Reserach - Peter 't Hart

Splicing regulation by splicing factors

The discovery of the discontinuous nature of eukaryotic genes, characterized by coding exons interrupted by non-coding introns, marked a pivotal advancement in genetics. Following gene transcription, these non-coding introns are precisely excised, and the coding exons are ligated together in a process known as splicing.

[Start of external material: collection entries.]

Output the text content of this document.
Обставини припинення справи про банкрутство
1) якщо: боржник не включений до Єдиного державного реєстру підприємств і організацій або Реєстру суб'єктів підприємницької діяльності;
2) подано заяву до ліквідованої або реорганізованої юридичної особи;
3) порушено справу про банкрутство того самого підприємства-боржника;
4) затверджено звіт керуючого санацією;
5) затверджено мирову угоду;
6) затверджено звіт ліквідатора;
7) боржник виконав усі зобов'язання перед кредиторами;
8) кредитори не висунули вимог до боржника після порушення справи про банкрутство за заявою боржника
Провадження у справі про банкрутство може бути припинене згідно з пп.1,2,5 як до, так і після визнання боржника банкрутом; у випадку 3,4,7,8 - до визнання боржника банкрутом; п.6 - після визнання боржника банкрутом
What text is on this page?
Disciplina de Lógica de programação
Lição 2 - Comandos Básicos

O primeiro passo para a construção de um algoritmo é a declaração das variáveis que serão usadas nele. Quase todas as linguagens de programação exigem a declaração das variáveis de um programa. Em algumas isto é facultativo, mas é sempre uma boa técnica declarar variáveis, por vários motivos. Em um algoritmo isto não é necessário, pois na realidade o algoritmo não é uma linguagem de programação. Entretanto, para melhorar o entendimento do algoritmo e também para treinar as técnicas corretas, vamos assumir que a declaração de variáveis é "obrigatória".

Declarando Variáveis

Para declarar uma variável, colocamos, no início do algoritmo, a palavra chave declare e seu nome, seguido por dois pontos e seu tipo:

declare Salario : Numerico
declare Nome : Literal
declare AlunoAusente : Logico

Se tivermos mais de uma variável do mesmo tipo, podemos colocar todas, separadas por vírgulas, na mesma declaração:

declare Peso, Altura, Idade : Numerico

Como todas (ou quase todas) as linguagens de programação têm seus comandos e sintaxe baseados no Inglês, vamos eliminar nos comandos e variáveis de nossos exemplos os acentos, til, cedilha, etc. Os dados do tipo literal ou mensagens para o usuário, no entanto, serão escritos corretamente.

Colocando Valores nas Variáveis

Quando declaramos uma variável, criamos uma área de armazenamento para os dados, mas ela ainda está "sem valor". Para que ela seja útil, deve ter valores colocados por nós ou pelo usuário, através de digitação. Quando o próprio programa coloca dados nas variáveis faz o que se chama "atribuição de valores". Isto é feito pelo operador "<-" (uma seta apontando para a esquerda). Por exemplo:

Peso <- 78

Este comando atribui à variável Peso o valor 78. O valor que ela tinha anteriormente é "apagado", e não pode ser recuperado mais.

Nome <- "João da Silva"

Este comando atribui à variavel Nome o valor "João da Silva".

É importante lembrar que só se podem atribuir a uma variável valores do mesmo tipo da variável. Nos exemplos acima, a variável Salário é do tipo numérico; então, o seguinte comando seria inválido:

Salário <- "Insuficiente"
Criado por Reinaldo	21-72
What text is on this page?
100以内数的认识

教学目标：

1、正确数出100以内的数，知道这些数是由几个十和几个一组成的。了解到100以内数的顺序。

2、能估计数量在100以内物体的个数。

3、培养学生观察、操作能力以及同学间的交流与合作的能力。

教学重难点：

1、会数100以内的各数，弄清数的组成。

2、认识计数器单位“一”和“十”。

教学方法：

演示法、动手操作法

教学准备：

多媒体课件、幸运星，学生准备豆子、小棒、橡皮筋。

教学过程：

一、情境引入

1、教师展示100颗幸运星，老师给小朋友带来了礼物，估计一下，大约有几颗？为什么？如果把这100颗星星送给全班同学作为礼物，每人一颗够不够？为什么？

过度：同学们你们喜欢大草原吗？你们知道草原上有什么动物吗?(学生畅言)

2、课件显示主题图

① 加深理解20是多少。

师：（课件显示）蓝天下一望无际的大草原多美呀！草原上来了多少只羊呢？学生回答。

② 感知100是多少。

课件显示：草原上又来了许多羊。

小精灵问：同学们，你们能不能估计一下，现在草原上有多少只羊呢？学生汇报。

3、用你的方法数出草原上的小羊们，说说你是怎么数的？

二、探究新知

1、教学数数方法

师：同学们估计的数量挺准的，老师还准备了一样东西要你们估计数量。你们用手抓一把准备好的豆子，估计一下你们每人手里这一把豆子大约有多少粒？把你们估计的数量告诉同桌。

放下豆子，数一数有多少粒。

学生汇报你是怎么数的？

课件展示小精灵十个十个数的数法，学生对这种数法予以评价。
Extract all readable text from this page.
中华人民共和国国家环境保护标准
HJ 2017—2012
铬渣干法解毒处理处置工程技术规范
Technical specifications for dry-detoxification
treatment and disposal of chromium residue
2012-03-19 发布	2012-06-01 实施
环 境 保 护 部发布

The evolutionary rationale for the existence of this genomic architecture is to allow the organism to alternate the use of exons and yield different messenger RNA isoforms from a single gene known as alternative splicing. Consequently, the resulting proteins possess distinct amino acid sequences and, as a result, can exhibit varied functions. The functional divergence can be profoundly significant, as exemplified by the Bcl-x gene, where a single gene can produce both pro-oncogenic and anti-oncogenic protein isoforms through alternative splicing.

The selection of isoforms is regulated by so-called splicing factors, which can either promote or inhibit the activity of the spliceosome (the machinery that catalyzes the splicing reaction). These factors directly bind pre-mRNA and can affect hundreds or even thousands of splicing events. Mutations or changes in expression levels of these splicing factors can therefore cause a large shift in the proteome and are often observed in oncogenesis.

We use biochemical and biophysical techniques to investigate the interactions between splicing factors and their target RNAs. By delineating the critical elements of these interactions, we lay the groundwork for understanding their formation and, crucially, identifying potential therapeutic targets. However, A significant hurdle in targeting splicing factors is their lack of well-defined binding pockets. To overcome this issue, we use non-small-molecule modalities such as peptides to target these proteins effectively. Our objective is to deploy these inhibitors in cancer cell lines and, using high-throughput sequencing techniques, comprehensively analyze the resulting transcriptome-wide shifts in splicing patterns.

In contrast to inhibition, we also investigate whether we can induce proximity between a splicing factor and non-target RNAs. By doing so, we hope to recover lost binding affinity that occurs after mutation of either the splicing factor or the RNA. These protein-RNA interaction glues (PRIglues) are then expected to correct disrupted alternative splicing patterns.